As the prosecution rightly identified, the period over which the offending took place and the severe psychological harm to C were aggravating factors. The appellant's relatively young age and immaturity at the time were mitigating factors. Whilst the delay in the matter coming to trial had some adverse impact on the appellant, it was recognised by the author of the pre-sentence report that it also exacerbated the anxiety and stress to the victim, who has undergone years of counselling and psychiatric input to help her to come to terms with what happened to her and to cope with it.

18.

According to the author of the pre-sentence report, the appellant demonstrated little insight into her offending. Her offending was said to have been linked to her emotional contact with the victim. She resorted to complex planning so that she and C could have more time alone together. That is not impulsive offending. In addition, the grooming and the period over which the offences took place are inconsistent with the suggestion that her ADHD played any significant part in her offending behaviour, or mitigated her culpability. It may have made her more disinhibited, but that does not lessen her culpability for what she did.

19.

It must also be borne in mind that, in taking counts 3 and 4 as the lead offences, the judge was reflecting the overall criminality of the conduct in his sentence on each of those counts.

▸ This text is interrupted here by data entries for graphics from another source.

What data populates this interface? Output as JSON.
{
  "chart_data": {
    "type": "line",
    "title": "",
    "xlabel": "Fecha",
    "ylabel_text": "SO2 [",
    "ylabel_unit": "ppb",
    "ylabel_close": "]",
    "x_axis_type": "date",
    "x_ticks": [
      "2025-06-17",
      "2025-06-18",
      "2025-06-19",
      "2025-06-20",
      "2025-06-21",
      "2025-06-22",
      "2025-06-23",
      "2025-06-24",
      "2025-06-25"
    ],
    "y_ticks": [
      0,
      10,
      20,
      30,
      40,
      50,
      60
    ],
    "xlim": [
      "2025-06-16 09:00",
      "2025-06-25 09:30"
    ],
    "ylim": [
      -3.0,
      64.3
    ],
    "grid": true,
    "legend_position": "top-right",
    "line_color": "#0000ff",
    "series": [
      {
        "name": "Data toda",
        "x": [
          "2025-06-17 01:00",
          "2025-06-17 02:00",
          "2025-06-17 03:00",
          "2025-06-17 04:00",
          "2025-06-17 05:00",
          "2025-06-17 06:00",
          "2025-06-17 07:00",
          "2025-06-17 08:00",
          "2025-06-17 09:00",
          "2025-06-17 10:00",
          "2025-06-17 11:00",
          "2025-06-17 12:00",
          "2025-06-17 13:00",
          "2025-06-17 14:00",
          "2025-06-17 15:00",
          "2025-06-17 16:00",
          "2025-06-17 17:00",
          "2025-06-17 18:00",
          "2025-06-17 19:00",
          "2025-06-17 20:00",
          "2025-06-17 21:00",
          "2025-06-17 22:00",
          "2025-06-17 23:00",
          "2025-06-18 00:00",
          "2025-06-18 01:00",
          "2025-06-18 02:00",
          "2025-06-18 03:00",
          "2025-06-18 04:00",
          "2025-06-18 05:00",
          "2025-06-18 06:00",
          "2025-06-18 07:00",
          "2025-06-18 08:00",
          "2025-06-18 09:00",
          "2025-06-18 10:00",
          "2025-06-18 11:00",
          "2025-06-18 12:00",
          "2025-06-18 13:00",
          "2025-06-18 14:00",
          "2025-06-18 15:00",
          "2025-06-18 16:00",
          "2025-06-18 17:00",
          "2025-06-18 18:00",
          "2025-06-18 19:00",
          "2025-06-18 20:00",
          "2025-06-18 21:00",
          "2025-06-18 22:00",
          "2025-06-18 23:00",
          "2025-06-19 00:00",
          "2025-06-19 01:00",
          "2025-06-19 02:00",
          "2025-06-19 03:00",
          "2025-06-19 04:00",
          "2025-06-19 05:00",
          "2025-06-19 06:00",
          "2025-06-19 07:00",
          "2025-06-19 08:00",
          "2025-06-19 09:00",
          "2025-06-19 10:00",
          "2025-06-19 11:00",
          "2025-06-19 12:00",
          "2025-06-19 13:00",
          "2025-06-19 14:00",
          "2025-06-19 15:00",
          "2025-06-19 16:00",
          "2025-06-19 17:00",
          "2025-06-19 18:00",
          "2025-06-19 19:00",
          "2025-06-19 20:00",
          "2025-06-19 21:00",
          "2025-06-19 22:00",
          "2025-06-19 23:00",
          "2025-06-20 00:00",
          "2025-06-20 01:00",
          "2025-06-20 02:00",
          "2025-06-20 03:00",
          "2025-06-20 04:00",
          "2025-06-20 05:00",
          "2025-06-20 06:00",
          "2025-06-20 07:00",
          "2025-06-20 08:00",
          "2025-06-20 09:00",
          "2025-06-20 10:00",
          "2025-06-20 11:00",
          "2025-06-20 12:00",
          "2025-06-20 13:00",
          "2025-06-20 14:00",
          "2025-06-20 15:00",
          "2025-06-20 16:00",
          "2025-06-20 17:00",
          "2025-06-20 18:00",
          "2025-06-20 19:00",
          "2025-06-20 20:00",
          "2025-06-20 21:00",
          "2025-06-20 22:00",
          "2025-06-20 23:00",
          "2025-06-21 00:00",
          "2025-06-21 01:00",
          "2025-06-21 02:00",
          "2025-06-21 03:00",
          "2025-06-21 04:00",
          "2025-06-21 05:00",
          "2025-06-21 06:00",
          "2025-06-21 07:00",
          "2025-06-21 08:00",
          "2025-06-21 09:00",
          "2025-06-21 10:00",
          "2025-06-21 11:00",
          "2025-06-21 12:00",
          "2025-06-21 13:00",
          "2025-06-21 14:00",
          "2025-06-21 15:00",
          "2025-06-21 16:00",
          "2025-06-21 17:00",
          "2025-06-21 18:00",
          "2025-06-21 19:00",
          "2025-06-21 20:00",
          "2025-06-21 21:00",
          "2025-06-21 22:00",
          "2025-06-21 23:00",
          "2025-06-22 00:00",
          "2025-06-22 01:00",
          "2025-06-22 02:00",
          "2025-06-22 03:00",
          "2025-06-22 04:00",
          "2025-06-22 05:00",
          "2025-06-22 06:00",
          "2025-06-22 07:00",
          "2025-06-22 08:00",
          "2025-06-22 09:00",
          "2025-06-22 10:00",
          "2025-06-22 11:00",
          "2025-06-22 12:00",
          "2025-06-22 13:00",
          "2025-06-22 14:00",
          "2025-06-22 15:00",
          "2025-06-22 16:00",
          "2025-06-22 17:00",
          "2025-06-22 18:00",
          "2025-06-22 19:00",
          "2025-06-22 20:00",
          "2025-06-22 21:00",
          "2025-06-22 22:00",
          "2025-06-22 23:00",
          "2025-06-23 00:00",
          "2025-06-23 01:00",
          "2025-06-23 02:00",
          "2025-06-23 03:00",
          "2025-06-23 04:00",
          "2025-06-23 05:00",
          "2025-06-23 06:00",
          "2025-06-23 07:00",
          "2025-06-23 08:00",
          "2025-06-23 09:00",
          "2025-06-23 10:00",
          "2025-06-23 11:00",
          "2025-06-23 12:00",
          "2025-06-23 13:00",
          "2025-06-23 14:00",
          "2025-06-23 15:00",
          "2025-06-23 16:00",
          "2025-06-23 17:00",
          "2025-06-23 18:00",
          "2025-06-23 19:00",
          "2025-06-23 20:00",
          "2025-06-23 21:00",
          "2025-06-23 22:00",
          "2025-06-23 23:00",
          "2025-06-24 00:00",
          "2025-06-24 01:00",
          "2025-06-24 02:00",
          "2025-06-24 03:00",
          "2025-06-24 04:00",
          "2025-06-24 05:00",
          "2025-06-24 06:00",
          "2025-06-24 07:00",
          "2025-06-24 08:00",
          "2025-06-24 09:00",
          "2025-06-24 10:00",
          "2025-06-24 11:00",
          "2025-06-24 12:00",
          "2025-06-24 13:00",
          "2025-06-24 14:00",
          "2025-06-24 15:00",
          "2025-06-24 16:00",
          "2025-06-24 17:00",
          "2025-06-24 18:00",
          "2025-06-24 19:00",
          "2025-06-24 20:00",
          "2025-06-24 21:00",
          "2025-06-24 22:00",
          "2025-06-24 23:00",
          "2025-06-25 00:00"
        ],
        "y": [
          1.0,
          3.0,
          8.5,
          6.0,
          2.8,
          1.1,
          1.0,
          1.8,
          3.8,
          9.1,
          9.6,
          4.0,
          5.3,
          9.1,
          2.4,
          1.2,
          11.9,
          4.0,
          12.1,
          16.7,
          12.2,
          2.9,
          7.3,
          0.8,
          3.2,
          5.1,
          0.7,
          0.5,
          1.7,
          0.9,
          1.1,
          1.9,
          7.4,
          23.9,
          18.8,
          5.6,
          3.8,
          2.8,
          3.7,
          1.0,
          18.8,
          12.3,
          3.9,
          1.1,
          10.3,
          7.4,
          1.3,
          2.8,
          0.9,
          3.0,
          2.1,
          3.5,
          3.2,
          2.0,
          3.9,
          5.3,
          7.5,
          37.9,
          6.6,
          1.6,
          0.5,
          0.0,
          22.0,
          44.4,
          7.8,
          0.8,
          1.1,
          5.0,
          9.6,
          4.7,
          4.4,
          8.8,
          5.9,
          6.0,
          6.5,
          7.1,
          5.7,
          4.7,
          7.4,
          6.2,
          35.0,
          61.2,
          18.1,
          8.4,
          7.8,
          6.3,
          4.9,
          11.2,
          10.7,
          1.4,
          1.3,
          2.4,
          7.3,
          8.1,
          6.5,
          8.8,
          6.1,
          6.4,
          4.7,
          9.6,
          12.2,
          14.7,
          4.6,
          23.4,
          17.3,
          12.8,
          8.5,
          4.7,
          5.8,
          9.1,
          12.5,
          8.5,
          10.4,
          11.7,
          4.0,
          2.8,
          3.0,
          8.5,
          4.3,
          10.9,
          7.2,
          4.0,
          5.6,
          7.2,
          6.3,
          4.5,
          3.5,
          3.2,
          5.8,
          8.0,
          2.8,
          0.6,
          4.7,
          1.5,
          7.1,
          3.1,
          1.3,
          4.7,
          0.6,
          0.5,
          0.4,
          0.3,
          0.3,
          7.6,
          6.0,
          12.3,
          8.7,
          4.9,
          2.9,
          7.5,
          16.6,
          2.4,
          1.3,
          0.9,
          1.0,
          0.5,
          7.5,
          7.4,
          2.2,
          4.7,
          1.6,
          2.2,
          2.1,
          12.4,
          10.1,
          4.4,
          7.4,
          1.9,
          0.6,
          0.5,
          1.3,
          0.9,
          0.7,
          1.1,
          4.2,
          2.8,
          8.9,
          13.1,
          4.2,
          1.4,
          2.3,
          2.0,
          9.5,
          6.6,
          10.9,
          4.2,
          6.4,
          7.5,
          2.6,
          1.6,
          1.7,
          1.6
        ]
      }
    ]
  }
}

He sat throughout the trial and he was best placed to assess the overall criminality. He described this as a classic case of grooming; and whilst he accepted that in her own mind the appellant may have thought that she was in love with C, C was still only a child and she should not have been corrupted in this manner. Therefore, in our judgment, the judge was entitled to elevate the sentence from the starting point to one that was significantly beyond the top of the range in the guidelines and to reflect totality by passing concurrent sentences.

20.

The real issue in this case is whether the judge afforded sufficient credit for all the personal mitigation which Mr Wragg has identified, as well as sufficient credit for the delay for which she was not responsible. We consider that, after taking into account her age, her lack of maturity, the ADHD, the delay and all the other factors relied on, a sentence of ten years' imprisonment, though undoubtedly severe, was not manifestly excessive. For those reasons, this appeal against sentence is dismissed.